On Wed, Sep 18, 2019 at 08:50:10PM +0200, Greg KH wrote:
> > exfat is just a random old code drop from Samsung hastily picked up,
> > and also duplicating the fat16/32 functionality, and without
> > consultation of the developes of that who are trying to work through
> > their process of contributing the uptodate and official version of it.
> 
> Those developers are still yet to be found, we only got a "drop" of the
> samsung code _after_ this code was merged, from non-samsung people.  No
> samsung developers have said they would actually help with any of this
> work, and when asked what differed from the in-tree stuff, I got a list,
> but no specifics.  I'll be working through that list over the next month
> to resolve those issues.

Park offered to help with a new version, and the Samsung guys are going
through their internal review process to work upstream it.  Remember
it is their codebase in each of the variants here.  While it is fine
if we take some code that has been abandoned by the original developers
and still merge it with helping hands I think it is very rude to not
at least wait for them to get their act of working with their corporate
overlords together first.  It isn't like we've been waiting forever
for an exfat driver - the patent grant has been extremely recent, and
this whole thing just seems like a publicity stunt to be honest.  Give
them a couple weeks to sort their stuff out and then we can decide
how to proceed.  I for one would defintively prefer to have code
maintained by the original maintainers if possible.  And not have
them hindered by the staging process to work on their own code.

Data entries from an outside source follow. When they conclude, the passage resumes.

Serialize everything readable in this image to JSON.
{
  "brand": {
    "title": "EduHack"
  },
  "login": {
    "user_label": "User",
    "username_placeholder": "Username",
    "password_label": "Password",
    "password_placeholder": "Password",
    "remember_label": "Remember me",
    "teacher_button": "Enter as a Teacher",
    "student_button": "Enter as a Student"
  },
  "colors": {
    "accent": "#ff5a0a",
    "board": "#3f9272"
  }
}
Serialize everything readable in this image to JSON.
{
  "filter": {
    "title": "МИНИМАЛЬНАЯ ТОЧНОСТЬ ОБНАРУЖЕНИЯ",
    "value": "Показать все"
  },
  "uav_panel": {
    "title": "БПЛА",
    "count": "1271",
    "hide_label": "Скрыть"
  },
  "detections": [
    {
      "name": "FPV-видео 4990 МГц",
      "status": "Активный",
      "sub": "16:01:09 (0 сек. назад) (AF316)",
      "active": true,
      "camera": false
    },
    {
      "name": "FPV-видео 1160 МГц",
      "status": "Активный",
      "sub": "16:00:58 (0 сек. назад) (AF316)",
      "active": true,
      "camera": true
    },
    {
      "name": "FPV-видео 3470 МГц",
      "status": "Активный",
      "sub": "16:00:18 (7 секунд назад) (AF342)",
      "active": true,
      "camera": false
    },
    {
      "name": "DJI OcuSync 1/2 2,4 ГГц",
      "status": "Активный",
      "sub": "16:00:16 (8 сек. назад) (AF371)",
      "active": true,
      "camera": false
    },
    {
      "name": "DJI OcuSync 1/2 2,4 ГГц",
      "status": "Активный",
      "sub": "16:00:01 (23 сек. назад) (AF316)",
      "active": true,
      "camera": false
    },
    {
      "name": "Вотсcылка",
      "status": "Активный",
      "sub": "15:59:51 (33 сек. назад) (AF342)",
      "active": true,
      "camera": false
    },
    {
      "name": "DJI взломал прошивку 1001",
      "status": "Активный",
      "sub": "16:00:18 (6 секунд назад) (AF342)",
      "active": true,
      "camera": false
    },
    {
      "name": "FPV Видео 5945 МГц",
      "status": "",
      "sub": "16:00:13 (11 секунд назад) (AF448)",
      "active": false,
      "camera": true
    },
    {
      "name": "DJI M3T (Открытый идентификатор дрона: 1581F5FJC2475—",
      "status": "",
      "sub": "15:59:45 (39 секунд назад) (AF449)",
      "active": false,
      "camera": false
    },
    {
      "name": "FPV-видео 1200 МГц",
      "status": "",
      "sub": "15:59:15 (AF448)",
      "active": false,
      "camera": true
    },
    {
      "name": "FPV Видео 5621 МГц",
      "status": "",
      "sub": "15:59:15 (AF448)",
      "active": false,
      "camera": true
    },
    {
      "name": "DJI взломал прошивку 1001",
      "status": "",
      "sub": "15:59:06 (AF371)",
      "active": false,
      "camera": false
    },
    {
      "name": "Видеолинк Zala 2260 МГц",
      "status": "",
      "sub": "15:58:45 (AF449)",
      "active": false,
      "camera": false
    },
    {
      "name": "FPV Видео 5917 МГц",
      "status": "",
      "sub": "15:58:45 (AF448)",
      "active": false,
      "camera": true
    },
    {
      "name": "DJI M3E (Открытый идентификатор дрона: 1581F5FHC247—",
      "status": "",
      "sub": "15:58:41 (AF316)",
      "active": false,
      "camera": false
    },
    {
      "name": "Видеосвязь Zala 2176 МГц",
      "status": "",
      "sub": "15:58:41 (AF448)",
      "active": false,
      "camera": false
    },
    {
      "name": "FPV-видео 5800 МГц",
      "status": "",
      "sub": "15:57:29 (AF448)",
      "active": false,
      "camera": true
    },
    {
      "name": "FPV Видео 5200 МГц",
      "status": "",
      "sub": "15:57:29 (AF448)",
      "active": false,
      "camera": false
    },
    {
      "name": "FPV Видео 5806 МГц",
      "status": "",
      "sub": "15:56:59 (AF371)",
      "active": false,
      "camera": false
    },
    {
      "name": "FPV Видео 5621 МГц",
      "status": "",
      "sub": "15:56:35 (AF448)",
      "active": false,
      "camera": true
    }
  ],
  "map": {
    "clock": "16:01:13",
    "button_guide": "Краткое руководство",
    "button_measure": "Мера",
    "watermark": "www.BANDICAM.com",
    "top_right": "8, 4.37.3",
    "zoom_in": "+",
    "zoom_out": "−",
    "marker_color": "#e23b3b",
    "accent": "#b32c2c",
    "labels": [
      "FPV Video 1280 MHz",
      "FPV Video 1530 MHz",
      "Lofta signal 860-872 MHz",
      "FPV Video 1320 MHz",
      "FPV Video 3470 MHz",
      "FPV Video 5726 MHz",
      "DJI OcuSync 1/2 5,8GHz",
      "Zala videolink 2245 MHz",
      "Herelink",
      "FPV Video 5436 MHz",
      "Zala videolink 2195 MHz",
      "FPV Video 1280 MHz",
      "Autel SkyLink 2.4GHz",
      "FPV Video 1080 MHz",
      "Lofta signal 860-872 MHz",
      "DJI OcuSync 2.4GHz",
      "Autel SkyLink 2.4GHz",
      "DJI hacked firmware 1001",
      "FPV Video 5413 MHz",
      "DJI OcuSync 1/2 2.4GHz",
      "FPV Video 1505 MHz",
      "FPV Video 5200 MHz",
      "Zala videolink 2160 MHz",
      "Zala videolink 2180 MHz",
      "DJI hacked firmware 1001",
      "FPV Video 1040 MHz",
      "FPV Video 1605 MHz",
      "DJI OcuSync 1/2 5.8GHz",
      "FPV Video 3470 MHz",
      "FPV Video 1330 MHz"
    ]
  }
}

> To get back to the meta-problem here, we need a common "vfs/filesystem"
> tree somewhere with reviewers.  I'm glad to set up the tree and handle
> patches, but I am not a vfs expert by any means (I only understand the
> virtual half, not the backing half), so I can't be the only one to do
> reviews.  Do you know of anyone that we can drag in as reviewers to help
> make it easier for new filesystems to get reviews as well as existing
> ones to have their patches collected and forwarded on to Linus at the
> proper times?

Following how staging works and its arcane rules I don't want it to be
anywhere near fs code.  And seriously, it is not like we need one
magic tree to deal with all file systems.  The whole point of git is
that people can setup a tree to collaborate wherever they want if you
just find people to work on it.  And we've had tons of successful
drivers and filesystems that worked that way.  And at least the ones
I've followed seem a lot more productive than the staging show that
is baѕed around coding style cleanup micropatches.